A millionaire London lawyer and yachtsman, who acquired a $21 million superyacht on behalf of his clients which he personally sailed, faces being forced to sell his $5 million London home in a long running legal battle with the clients, who are Saudi Arabian royals.
The London Times is among British newspapers to report on a day of courtroom drama Monday that saw details emerge of how Ronald Gibbs, 66, established and managed a $25 million investment fund for Princess Reema Bint Sultan Bin Abdulaziz Al Saud and her brother, Prince Khaled Bin Sultan Bin Abdulaziz Al Saud, in 2011. The money was left to them by their father, a former Saudi defence minister.

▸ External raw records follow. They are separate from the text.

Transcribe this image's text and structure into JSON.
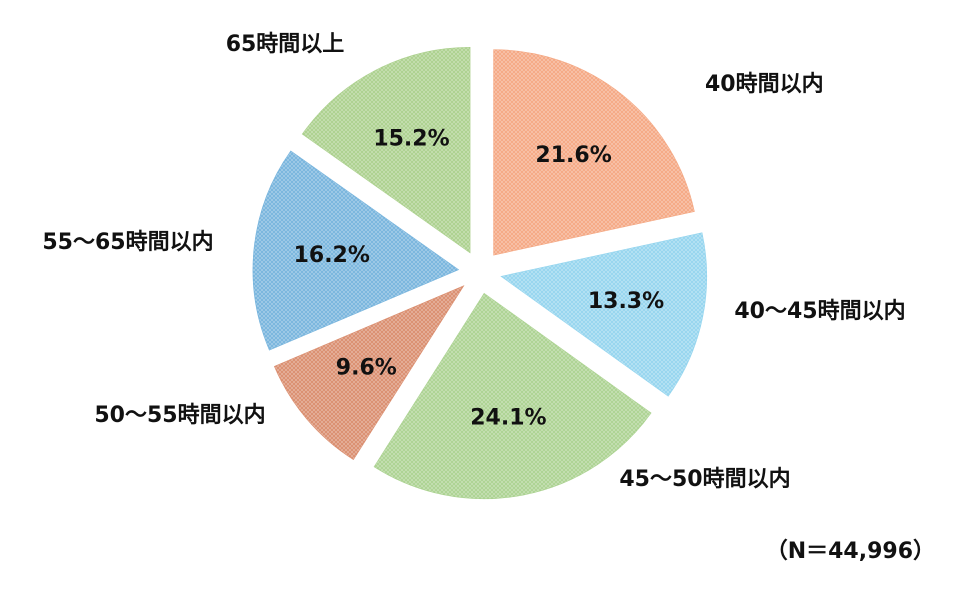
{
  "chart_data": {
    "type": "pie",
    "categories": [
      "40時間以内",
      "40～45時間以内",
      "45～50時間以内",
      "50～55時間以内",
      "55～65時間以内",
      "65時間以上"
    ],
    "values": [
      21.6,
      13.3,
      24.1,
      9.6,
      16.2,
      15.2
    ],
    "value_labels": [
      "21.6%",
      "13.3%",
      "24.1%",
      "9.6%",
      "16.2%",
      "15.2%"
    ],
    "colors": [
      "#f4a57f",
      "#92d4ee",
      "#a9d18e",
      "#d98a6a",
      "#73b2dc",
      "#a9cf8a"
    ],
    "annotation": "（N＝44,996）"
  }
}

Gibbs invested in various assets, including a boat building company he controlled, the 40-metre Sunseeker 131 superyacht, Elysium, and a $3.6 million apartment in Montenegro, the High Court in London was told.
However, the princess complained that Gibbs failed to sell the assets and return the money after being first asked to do so in 2013, and following a 2018 settlement mandating him to do so. Another lawsuit was filed by the Saudi royals in 2021 claiming breach of the 2018 settlement, and a worldwide freezing order was imposed on Gibbs’ assets.
Gibbs says that he no longer has control over the yacht or access to the Montenegro apartment and that he has been living “hand to mouth” as a result of the freezing order, the Daily Mail reports.
The princess was asking a court to order the sale of Gibbs’ $5 million house in west London to cover a $2.6 million interim damages and costs bill, resulting from the previous ruling, and alleges Gibbs has “not paid a penny.”
Gibbs, whose former colleagues reportedly earn up to £2 million a year at asset finance specialist London law firm Linklaters, from which he retired in 2006, says the house’s beneficial owner is his ex-wife and children and accused the Saudi royals of being engaged in “warfare” against him.
The Daily Telegraph reported that the princess’s lawyer told the High Court: “In 2021, Mr Gibbs said—including by way of sworn affidavit and through his solicitors—that he owned the property 100 per cent beneficially. Mr Gibbs, an experienced solicitor, now seeks to deny that this is what he really meant.”
He added that Gibbs has “never repaid a penny” of the money despite “accepting his obligation to do so… and having the means to do so.”
The judge said he would hand down judgement at a later date.